A study by European investor Climate Change Capital, Signal failure? Real economy signals for developing country climate finance and the future of the Green Climate Fund, said developing country finance has become too focused on the risk reduction mechanisms as the way to secure the investment needed.
The firm warned that if this approach does not change and the debate is not rebalanced, then the investment community will fail to shift capital commitments onto a green growth path.
Ben Caldecott, head of European policy at Climate Change Capital, said the presence of suitable domestic policies and international incentives was at the heart of successfully creating climate change projects.
‘Without these ‘real economy’ signals it will not be possible to deliver developing country investment at the scale and pace necessary to help tackle climate change,’ he said.
‘But efforts to create real economy signals in developing countries, such as through the international carbon market, are faltering at exactly the moment they are needed to scale up.’
He said the development of the new Green Climate Fund (GCF) was an opportunity to turn the tide and support the development of these ‘real economy’ signals for developing country climate finance.
The GCF was one of the main decisions to come out of the climate change conference in Cancun, Mexico in December and is meant to support climate change projects and policies, playing a critical part in meeting the goal of $100bn per year by 2020 for developing country finance.
But the report warned, ‘…only using the GCF to enhance the capital base of existing conduits risks missing an important opportunity to think about new mechanisms and vehicles.’

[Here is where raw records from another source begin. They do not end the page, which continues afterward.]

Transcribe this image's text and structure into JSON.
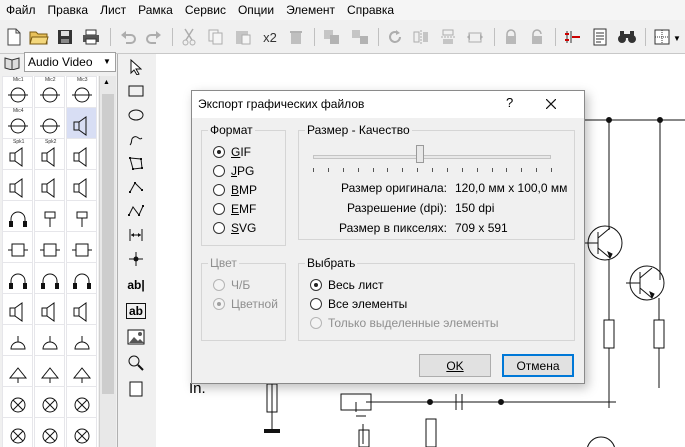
{
  "menu": [
    "Файл",
    "Правка",
    "Лист",
    "Рамка",
    "Сервис",
    "Опции",
    "Элемент",
    "Справка"
  ],
  "toolbar": {
    "copies_label": "x2",
    "icons": [
      "new-file-icon",
      "open-folder-icon",
      "save-icon",
      "print-icon",
      "undo-icon",
      "redo-icon",
      "cut-icon",
      "copy-icon",
      "paste-icon",
      "duplicate-icon",
      "delete-icon",
      "group-icon",
      "ungroup-icon",
      "rotate-icon",
      "mirror-horizontal-icon",
      "mirror-vertical-icon",
      "flip-icon",
      "lock-icon",
      "unlock-icon",
      "netlist-icon",
      "properties-icon",
      "search-icon",
      "grid-icon"
    ]
  },
  "library": {
    "selected": "Audio Video",
    "selected_cell": 5,
    "cell_labels": [
      "Mic1",
      "Mic2",
      "Mic3",
      "Mic4",
      "",
      "",
      "Spk1",
      "Spk2",
      "",
      "",
      "",
      "",
      "",
      "",
      "",
      "",
      "",
      "",
      "",
      "",
      "",
      "",
      "",
      "",
      "",
      "",
      "",
      "",
      "",
      "",
      "",
      "",
      "",
      "",
      "",
      "",
      "",
      ""
    ],
    "cell_icons": [
      "microphone-symbol-icon",
      "microphone-symbol-icon",
      "microphone-symbol-icon",
      "microphone-symbol-icon",
      "microphone-symbol-icon",
      "speaker-symbol-icon",
      "speaker-symbol-icon",
      "speaker-symbol-icon",
      "speaker-symbol-icon",
      "speaker-symbol-icon",
      "speaker-symbol-icon",
      "speaker-symbol-icon",
      "headphone-symbol-icon",
      "earphone-symbol-icon",
      "earphone-symbol-icon",
      "jack-symbol-icon",
      "jack-symbol-icon",
      "jack-symbol-icon",
      "headphone-symbol-icon",
      "headphone-symbol-icon",
      "headphone-symbol-icon",
      "speaker-symbol-icon",
      "speaker-symbol-icon",
      "speaker-symbol-icon",
      "bell-symbol-icon",
      "bell-symbol-icon",
      "bell-symbol-icon",
      "buzzer-symbol-icon",
      "buzzer-symbol-icon",
      "buzzer-symbol-icon",
      "lamp-symbol-icon",
      "lamp-symbol-icon",
      "lamp-symbol-icon",
      "lamp-symbol-icon",
      "lamp-symbol-icon",
      "lamp-symbol-icon"
    ]
  },
  "tools": [
    "select-arrow-icon",
    "rectangle-icon",
    "ellipse-icon",
    "freehand-icon",
    "polygon-icon",
    "polyline-icon",
    "bezier-icon",
    "dimension-icon",
    "junction-icon",
    "text-icon",
    "text-box-icon",
    "image-icon",
    "zoom-icon",
    "page-icon"
  ],
  "tool_labels": {
    "text": "ab|",
    "textbox": "ab"
  },
  "canvas": {
    "text": "In."
  },
  "dialog": {
    "title": "Экспорт графических файлов",
    "help": "?",
    "format": {
      "title": "Формат",
      "options": [
        {
          "pre": "",
          "u": "G",
          "post": "IF",
          "selected": true
        },
        {
          "pre": "",
          "u": "J",
          "post": "PG",
          "selected": false
        },
        {
          "pre": "",
          "u": "B",
          "post": "MP",
          "selected": false
        },
        {
          "pre": "",
          "u": "E",
          "post": "MF",
          "selected": false
        },
        {
          "pre": "",
          "u": "S",
          "post": "VG",
          "selected": false
        }
      ]
    },
    "quality": {
      "title": "Размер - Качество",
      "slider_value": 0.45,
      "tick_count": 17,
      "rows": [
        {
          "label": "Размер оригинала:",
          "value": "120,0 мм x 100,0 мм"
        },
        {
          "label": "Разрешение (dpi):",
          "value": "150 dpi"
        },
        {
          "label": "Размер в пикселях:",
          "value": "709 x 591"
        }
      ]
    },
    "color": {
      "title": "Цвет",
      "options": [
        {
          "label": "Ч/Б",
          "selected": false
        },
        {
          "label": "Цветной",
          "selected": true
        }
      ]
    },
    "select": {
      "title": "Выбрать",
      "options": [
        {
          "label": "Весь лист",
          "selected": true,
          "disabled": false
        },
        {
          "label": "Все элементы",
          "selected": false,
          "disabled": false
        },
        {
          "label": "Только выделенные элементы",
          "selected": false,
          "disabled": true
        }
      ]
    },
    "ok_label": "OK",
    "cancel_label": "Отмена"
  }
}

It said through new and innovative mechanisms – that include Emission Reduction Underwriting Mechanisms (ERUMs) – the GCF can leverage significant quantities of private capital.
These ERUMs would be temporary underwriting facilities, the report explains, that would create a guaranteed price for certain types of emission reductions with future delivery dates.
As such, a forward price curve would be created for projects against which investors would then be in a position to deploy capital against.
‘It is a tool that can enable significant private investment today, while maximising the leverage and effectiveness of public funds committed to the GCF,’ Climate Change Capital said.